Le Gang des tricoteuses est désormais installé dans ses nouveaux locaux de l'allée Gluck.

Lucas Noyon

L’histoire du Gang des tricoteuses commence il y a dix ans, rue de la Synagogue, dans un petit local qui a vu éclore les premiers projets. Tout démarre en 2015 avec Patricia Vest, passionnée de textile, qui entraîne d’autres bénévoles dans ses créations, et Évelyne Kessler, l’actuelle présidente du gang. De cette étincelle naît un groupe passionné qui se structure officiellement en association, en 2018. Ensemble, elles décorent la rue des Brodeuses, imaginent des installations colorées et, en pleine pandémie, accrochent des cœurs en laine sur la place de la Paix. Leur vocation se dessine vite : embellir l’espace public, créer du lien entre les habitants et transmettre des savoir-faire. Huit membres permanentes animent aujourd’hui la vie de l’association. Mais selon les projets, elles peuvent rassembler des dizaines et jusqu’à une centaine de participants : enfants des écoles, habitants de tous âges, bénévoles occasionnels..

Entre mémoire et transmission

Le Gang des tricoteuses revendique une double mission. D’abord, un rôle social : « Ramener à la réalité des gestes simples », comme l’a salué Michèle Lutz, le maire de Mulhouse, lors de l’inauguration récente du nouveau local des tricoteuses, du 59, allée Gluck. Ces gestes, parfois thérapeutiques, aident à la motricité, à la concentration, et permettent à des enfants en difficulté de retrouver confiance à travers un simple pompon. Ensuite, une mission mémorielle : chaque projet rend hommage à des figures disparues, comme Patricia ou deux photographes proches du groupe, Ramon Ciuret et Éliane Goepfert. Le Gang des tricoteuses ne se contente donc pas de décorer l’espace public. Il apprend, transmet, relie. L’association est un lieu d’apprentissage multigénérationnel : une jeune femme venue sans savoir tricoter a appris au fil des projets, jusqu’à ouvrir sa propre entreprise.
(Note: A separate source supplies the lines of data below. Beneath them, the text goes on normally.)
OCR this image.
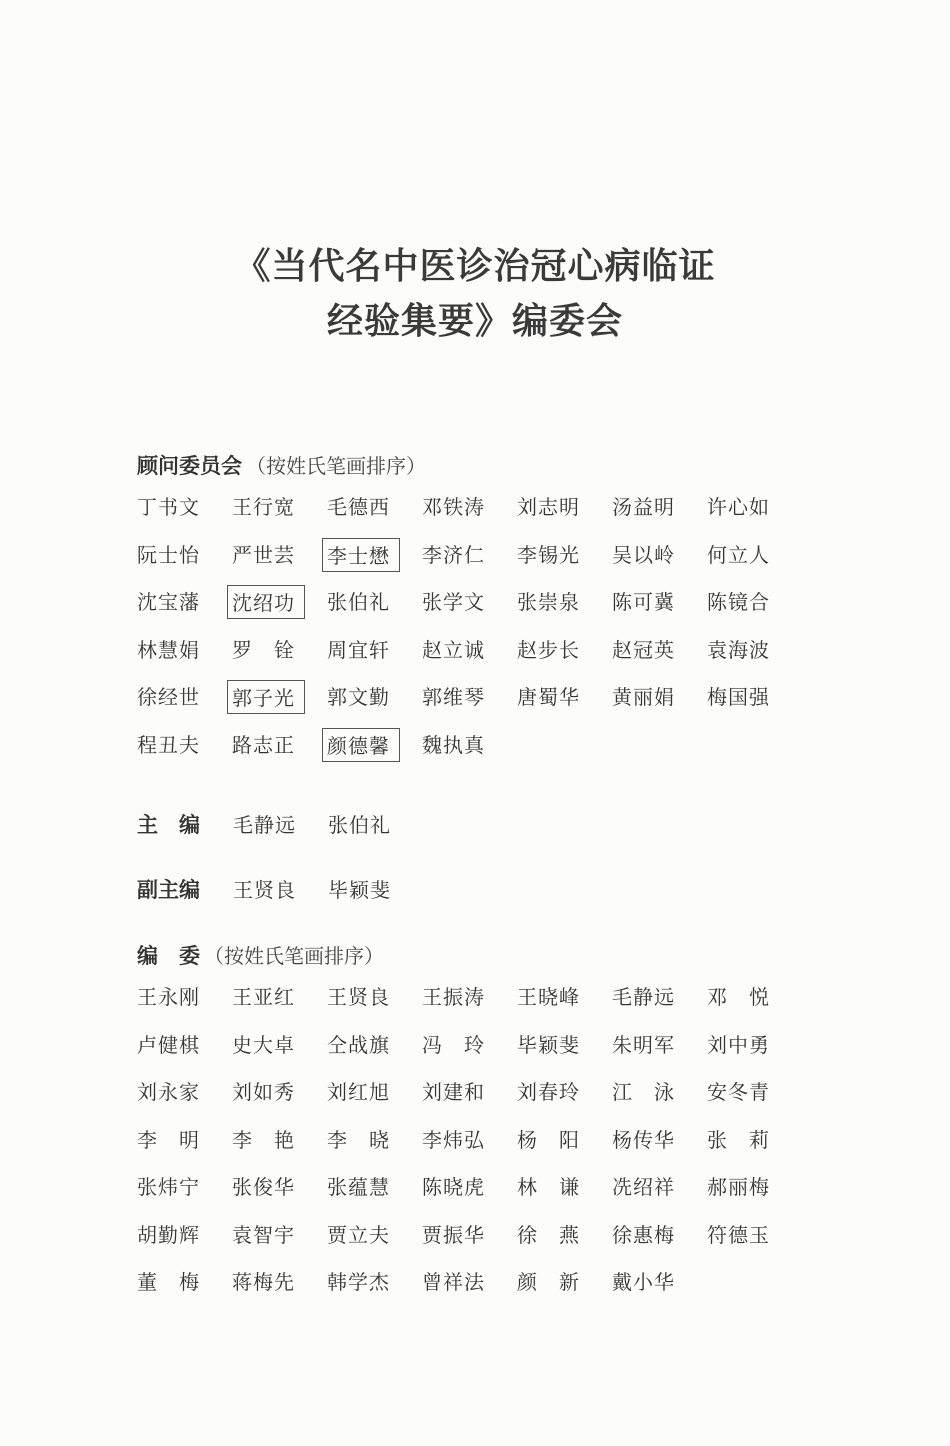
《当代名中医诊治冠心病临证
经验集要》编委会
顾问委员会 （按姓氏笔画排序）
丁书文	王行宽	毛德西	邓铁涛	刘志明	汤益明	许心如
阮士怡	严世芸	李士懋	李济仁	李锡光	吴以岭	何立人
沈宝藩	沈绍功	张伯礼	张学文	张崇泉	陈可冀	陈镜合
林慧娟	罗　铨	周宜轩	赵立诚	赵步长	赵冠英	袁海波
徐经世	郭子光	郭文勤	郭维琴	唐蜀华	黄丽娟	梅国强
程丑夫	路志正	颜德馨	魏执真
主 编 毛静远 张伯礼
副主编 王贤良 毕颖斐
编 委 （按姓氏笔画排序）
王永刚	王亚红	王贤良	王振涛	王晓峰	毛静远	邓　悦
卢健棋	史大卓	仝战旗	冯　玲	毕颖斐	朱明军	刘中勇
刘永家	刘如秀	刘红旭	刘建和	刘春玲	江　泳	安冬青
李　明	李　艳	李　晓	李炜弘	杨　阳	杨传华	张　莉
张炜宁	张俊华	张蕴慧	陈晓虎	林　谦	冼绍祥	郝丽梅
胡勤辉	袁智宇	贾立夫	贾振华	徐　燕	徐惠梅	符德玉
董　梅	蒋梅先	韩学杰	曾祥法	颜　新	戴小华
Des projets colorés et fédérateurs

Le moteur du Gang des tricoteuses : la créativité, la convivialité et le partage intergénérationnel.

Le moteur du Gang des tricoteuses : la créativité, la convivialité et le partage intergénérationnel.

Lucas Noyon

Cette année encore, les tricoteuses seront présentes le 19 octobre, au parc du Rabbargala à Wittenheim pour la Fête du potiron, où elles tiendront un stand de créations de pompons en crochet. « Les enfants nous attendent chaque année, certains sont revenus avec leurs petits frères ou leurs copains, en disant on vous attendait ! », raconte Evelyne Kessler, sourire aux lèvres. À partir d’octobre, un café-tricot aura lieu chaque mardi et un atelier enfants le mercredi. Les fêtes de fin d’année les verront encore décorer le grand sapin en centre-ville et animer un atelier de Noël. Mais le projet le plus ambitieux se dessine pour l’année prochaine : la redécoration de la place de la Paix, en mémoire de Patricia Vest, figure du commerce mulhousien, décédée en avril 2024. Un chantier collectif, fidèle à leur esprit : « On n’est pas là pour suivre des tutos, mais pour inventer », sourit l’une des membres.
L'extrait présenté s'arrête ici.